ANKARA ECZACILAR ODASI: STOKTA ZATÜRRE AŞISI YOK
Ankara Eczacı Odası Lideri Taner Ercanlı da zatürre aşısının temini noktasında düşünceler yaşandığını tabir ederek şunları söyledi:
“Zatürre aşısı geçen haftaya kadar stoklarda hiç yoktu. Üretici firma bu hafta kısıtlı sayıda piyasaya sürdü lakin birçok eczaneye aşı gitmedi. Türkiye’ye aşının geleceği tabir edilse de aşının temini konusunda meseleler devam ediyor. Korona virüsü salgınının da tesiri ile geçen yıllara nazaran daha fazla bir talep kelam konusu. Eczaneler ve ilgili esirgeyici sıhhat hizmetleri bu mevzuda dert yaşıyor.”

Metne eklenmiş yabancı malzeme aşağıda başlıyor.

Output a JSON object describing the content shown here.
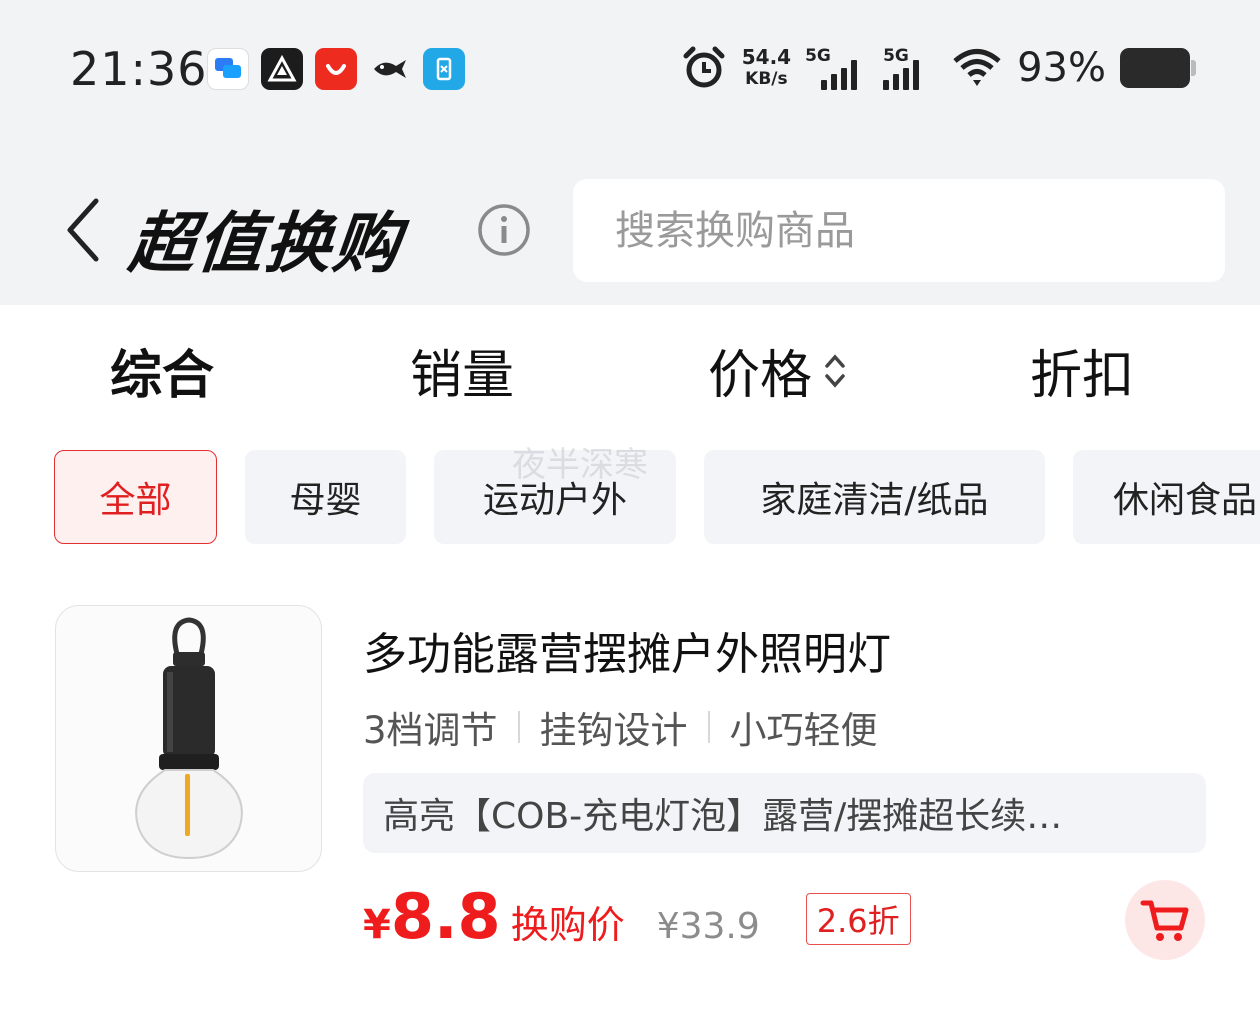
{
  "status_bar": {
    "time": "21:36",
    "net_speed_value": "54.4",
    "net_speed_unit": "KB/s",
    "signal1_label": "5G",
    "signal2_label": "5G",
    "battery_percent": "93%"
  },
  "header": {
    "title": "超值换购",
    "search_placeholder": "搜索换购商品"
  },
  "sort_tabs": [
    {
      "label": "综合",
      "active": true
    },
    {
      "label": "销量",
      "active": false
    },
    {
      "label": "价格",
      "active": false
    },
    {
      "label": "折扣",
      "active": false
    }
  ],
  "categories": [
    {
      "label": "全部",
      "active": true
    },
    {
      "label": "母婴",
      "active": false
    },
    {
      "label": "运动户外",
      "active": false
    },
    {
      "label": "家庭清洁/纸品",
      "active": false
    },
    {
      "label": "休闲食品",
      "active": false
    }
  ],
  "watermark": "夜半深寒",
  "product": {
    "title": "多功能露营摆摊户外照明灯",
    "features": [
      "3档调节",
      "挂钩设计",
      "小巧轻便"
    ],
    "description": "高亮【COB-充电灯泡】露营/摆摊超长续…",
    "price_symbol": "¥",
    "price": "8.8",
    "price_label": "换购价",
    "original_price": "¥33.9",
    "discount": "2.6折"
  },
  "colors": {
    "accent_red": "#ee1c1c",
    "background_top": "#f2f3f5",
    "chip_bg": "#f3f4f7"
  }
}
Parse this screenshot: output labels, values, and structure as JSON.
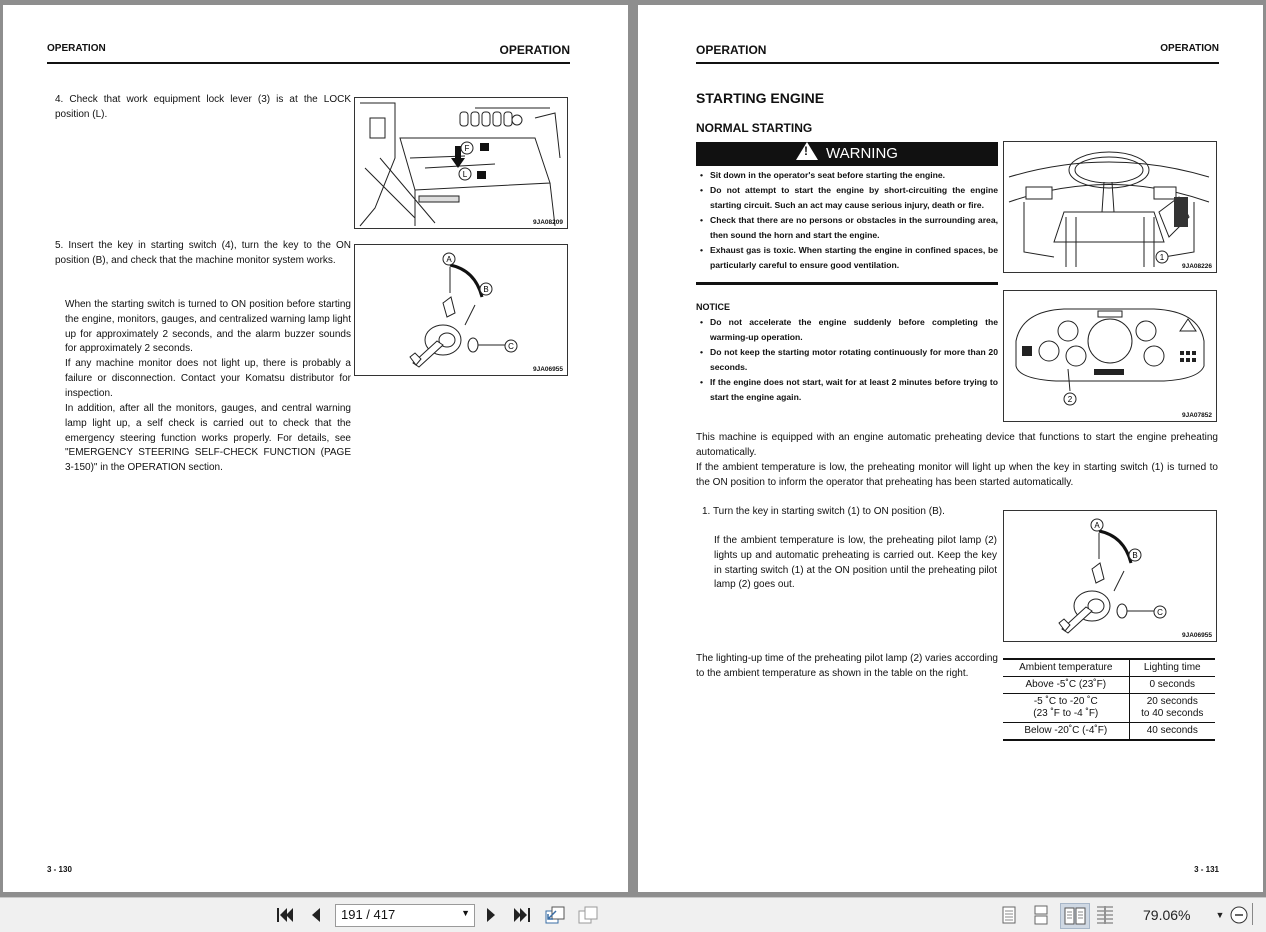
{
  "left_page": {
    "header_left": "OPERATION",
    "header_right": "OPERATION",
    "step4": "4. Check that work equipment lock lever (3) is at the LOCK position (L).",
    "fig1_caption": "9JA08209",
    "step5_a": "5. Insert the key in starting switch (4), turn the key to the ON position (B), and check that the machine monitor system works.",
    "step5_b": "When the starting switch is turned to ON position before starting the engine, monitors, gauges, and centralized warning lamp light up for approximately 2 seconds, and the alarm buzzer sounds for approximately 2 seconds.",
    "step5_c": "If any machine monitor does not light up, there is probably a failure or disconnection. Contact your Komatsu distributor for inspection.",
    "step5_d": "In addition, after all the monitors, gauges, and central warning lamp light up, a self check is carried out to check that the emergency steering function works properly.  For details, see \"EMERGENCY STEERING SELF-CHECK FUNCTION (PAGE 3-150)\"  in the OPERATION section.",
    "fig2_caption": "9JA06955",
    "page_number": "3 - 130"
  },
  "right_page": {
    "header_left": "OPERATION",
    "header_right": "OPERATION",
    "title": "STARTING ENGINE",
    "subtitle": "NORMAL STARTING",
    "warning_label": "WARNING",
    "warnings": [
      "Sit down in the operator's seat before starting the engine.",
      "Do not attempt to start the engine by short-circuiting the engine starting circuit. Such an act may cause serious injury, death or fire.",
      "Check that there are no persons or obstacles in the surrounding area, then sound the horn and start the engine.",
      "Exhaust gas is toxic. When starting the engine in confined spaces, be particularly careful to ensure good ventilation."
    ],
    "notice_label": "NOTICE",
    "notices": [
      "Do not accelerate the engine suddenly before completing the warming-up operation.",
      "Do not keep the starting motor rotating continuously for more than 20 seconds.",
      "If the engine does not start, wait for at least 2 minutes before trying to start the engine again."
    ],
    "fig3_caption": "9JA08226",
    "fig4_caption": "9JA07852",
    "intro_1": "This machine is equipped with an engine automatic preheating device that functions to start the engine preheating automatically.",
    "intro_2": "If the ambient temperature is low, the preheating monitor will light up when the key in starting switch (1) is turned to the ON position to inform the operator that preheating has been started automatically.",
    "step1": "1. Turn the key in starting switch (1) to ON position (B).",
    "step1_detail": "If the ambient temperature is low, the preheating pilot lamp (2) lights up and automatic preheating is carried out.  Keep the key in starting switch (1) at the ON position until the preheating pilot lamp (2) goes out.",
    "fig5_caption": "9JA06955",
    "lighting_text": "The lighting-up time of the preheating pilot lamp (2) varies according to the ambient temperature as shown in the table on the right.",
    "table": {
      "headers": [
        "Ambient temperature",
        "Lighting time"
      ],
      "rows": [
        [
          "Above -5˚C (23˚F)",
          "0 seconds"
        ],
        [
          "-5 ˚C to -20 ˚C\n(23 ˚F to -4 ˚F)",
          "20 seconds\nto 40 seconds"
        ],
        [
          "Below -20˚C (-4˚F)",
          "40 seconds"
        ]
      ]
    },
    "page_number": "3 - 131"
  },
  "labels": {
    "A": "A",
    "B": "B",
    "C": "C",
    "F": "F",
    "L": "L",
    "one": "1",
    "two": "2"
  },
  "toolbar": {
    "page_field": "191 / 417",
    "zoom": "79.06%"
  }
}
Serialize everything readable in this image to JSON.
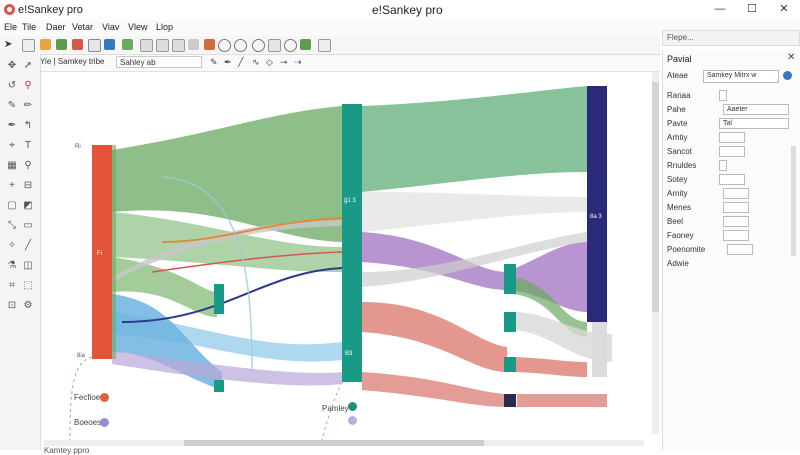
{
  "window": {
    "app_name": "e!Sankey pro",
    "title": "e!Sankey pro",
    "minimize": "—",
    "maximize": "☐",
    "close": "✕"
  },
  "menu": [
    "Ele",
    "Tile",
    "Daer",
    "Vetar",
    "Viav",
    "Vlew",
    "Llop"
  ],
  "doc_bar": {
    "tab_label": "Yie  |  Samkey tribe",
    "field_value": "Sahley  ab"
  },
  "status": {
    "text": "Kamtey ppro"
  },
  "panel_top": {
    "label": "Flepe..."
  },
  "properties": {
    "header": "Pavial",
    "name_label": "Ateae",
    "name_value": "Samkey Mitrx w",
    "rows": [
      {
        "label": "Ranaa",
        "value": ""
      },
      {
        "label": "Pahe",
        "value": "Aaeter"
      },
      {
        "label": "Pavte",
        "value": "Tal"
      },
      {
        "label": "Arhtiy",
        "value": ""
      },
      {
        "label": "Sancot",
        "value": ""
      },
      {
        "label": "Rnuldes",
        "value": ""
      },
      {
        "label": "Sotey",
        "value": ""
      },
      {
        "label": "Arnity",
        "value": ""
      },
      {
        "label": "Menes",
        "value": ""
      },
      {
        "label": "Beel",
        "value": ""
      },
      {
        "label": "Faoney",
        "value": ""
      },
      {
        "label": "Poenomite",
        "value": ""
      },
      {
        "label": "Adwie",
        "value": ""
      }
    ]
  },
  "diagram": {
    "node_labels": [
      "Ri",
      "Fi",
      "8ia",
      "ĝ1 3",
      "B3",
      "8a 3"
    ],
    "legend": [
      {
        "label": "Fecfioe",
        "color": "#e0643a"
      },
      {
        "label": "Boeoes",
        "color": "#9a8ec7"
      },
      {
        "label": "Pamley",
        "color": "#1f8f7a"
      }
    ],
    "colors": {
      "red": "#e2553a",
      "green": "#6aaa60",
      "teal": "#1a9a86",
      "blue": "#5aa8dc",
      "purple": "#a070c0",
      "navy": "#2b2a7a",
      "salmon": "#d9746a"
    }
  }
}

‘GRİP AŞISI OLAĞANIN 4–5 KATI FAZLA TEMİN EDİLMELİ’
Ercanlı, grip aşının da şimdi Türkiye’ye gelmediğini, ay sonuna hakikat ya da ekim ayı başında beklendiğini belirterek, “1 milyon 300 bin civarında grip aşısı geleceği söyleniyor. Pandemi ve halkın hassasiyeti göz önünde bulundurularak grip aşısının 1 milyon 300 binden en az 4-5 katı fazlası gerekiyor. -Yani 5 milyonun üzerinde- Türk Tabipleri Birliği ile Sıhhat Bakanı görüşmesinde Bakan Koca, 4 katı kadar grip aşısının ülkemize geleceğini söyledi, lakin fiilen bu gerçekleşecek mi bekliyoruz. 1 milyon 300 bin aşı bu sene çok yetersiz kalır. Esasen her sene aşı sorunu yaşıyoruz. Bunun tek tahlili yerli üretim” dedi.